The performances are truly fabulous across the board. No doubt every last Watchmen-obsessed geek the world over has thought up their ideal casting for a film adaptation, but I have no such frame of reference. So coming from an unbiased point of view, purely from an appreciation for talented actors, the film's casting is flawless--and sort of rebellious, given the type of superstars that could have been filling many roles. The makers of Watchmen went down a more iconoclastic, indie-spirit route. Billy Crudup is a fine choice for Dr. Manhattan, though one can't quite rave about a performance of a character so leaden and straight-faced, other than to say that Crudup does everything he can do with the character. Patrick Wilson is fabulous as Nite Owl, who starts the film as a recoiled coward and ends as a reinvigorated superhero. Jeffrey Dean Morgan, of whom I have never been a fan, is better than he's ever been before as the cynical, nihilistic Comedian--he runs the full emotional gamut in his few scenes, and makes you feel the inner turmoil of such a monstrous figure. Matthew Goode finds the right note of snootiness to pull off Ozymandias, even if he is forgotten for much of the film. Going in, I was unsure about the casting of Malin Akerman as Silk Spectre II, but was proven very presumptuous...and very wrong. This is easily the most meaty, interesting, challenging role Akerman has ever played in her young career, and she exudes a combination of toughness and vulnerability that defines her character. She is a fabulous surprise, but the greatest revelation of Watchmen--and I am hardly the first person to state this--is Jackie Earle Haley as Rorschach. His work is raw and rough and utterly powerful in every way. His character and his performance are the beating heart of Watchmen, and he is even more revelatory on those few occasions when he takes off the trademark mask.

And yes, I also must give many props to Zack Snyder....you know, the "Visionary Director of 300." I hated 300...yes, it looked pretty, but I thought it was so meticulously created to look pretty that I found it quite ugly and boring. I preferred Snyder's 2004 remake of Dawn of the Dead, but even that film wasn't all it was cracked up to be. I can say, with a lot of relief, that Watchmen represents Snyder's career-best work as a director. He clearly has more love for and understanding of the material here than he did on his previous projects. And while he uses a lot of visual gimmicks similar to those of 300, they seem more a fabric of the wild world of this story than they do simple stunts (the one that most resembles a stunt is the now-cliched use of fast motion quickly becoming slow motion in mid-action...sort of corny and distracting, but only used for two very quick moments).
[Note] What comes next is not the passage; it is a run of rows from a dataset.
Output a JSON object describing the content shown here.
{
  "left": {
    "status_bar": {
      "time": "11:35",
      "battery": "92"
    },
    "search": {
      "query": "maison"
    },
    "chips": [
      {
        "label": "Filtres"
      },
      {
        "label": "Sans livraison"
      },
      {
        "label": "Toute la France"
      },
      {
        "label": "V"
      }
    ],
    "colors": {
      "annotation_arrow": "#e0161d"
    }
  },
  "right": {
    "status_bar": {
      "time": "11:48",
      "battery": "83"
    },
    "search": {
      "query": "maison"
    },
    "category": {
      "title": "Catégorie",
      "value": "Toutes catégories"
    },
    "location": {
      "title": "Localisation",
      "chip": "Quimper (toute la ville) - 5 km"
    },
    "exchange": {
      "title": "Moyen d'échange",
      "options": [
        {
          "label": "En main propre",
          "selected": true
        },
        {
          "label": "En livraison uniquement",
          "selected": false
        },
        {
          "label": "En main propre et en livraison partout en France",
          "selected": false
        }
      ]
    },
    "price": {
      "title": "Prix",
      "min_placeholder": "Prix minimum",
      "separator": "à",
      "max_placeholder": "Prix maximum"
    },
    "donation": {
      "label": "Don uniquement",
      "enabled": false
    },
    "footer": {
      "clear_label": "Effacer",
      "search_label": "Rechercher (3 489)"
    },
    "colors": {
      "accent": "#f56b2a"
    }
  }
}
For the most part, Watchmen is a heavily visual experience, but it is a lot slower, more meditative, and less gaudy (in a filmic sense; obviously all this comic bookery will depict lots of garish costumes and settings, etc.) than one might expect, especially coming from Snyder. And I'll be honest--he still has lots of room to grow as a filmmaker. In many ways, he seems uncomfortable shooting anything other than pure eye-candy spectacle. And while his attempt to dial down a bit for this very serious and important film is admirable and, for the most part, successful, there are certain moments--specifically character-driven dialogue moments--when the direction is neither showy nor inept...it is simply workmanlike, and a little bland. Snyder has yet to put together the full package in a way that, say, the Wachowski brothers have. But it took a huge vision and a lot of balls to take the burden of hundreds of millions of studio dollars on his shoulders and tackle such a beloved, cherished, almost mythic work of art and turn it not only into something watchable, but something that deeply resonates intellectually...not unlike it's source material. And that's a huge compliment.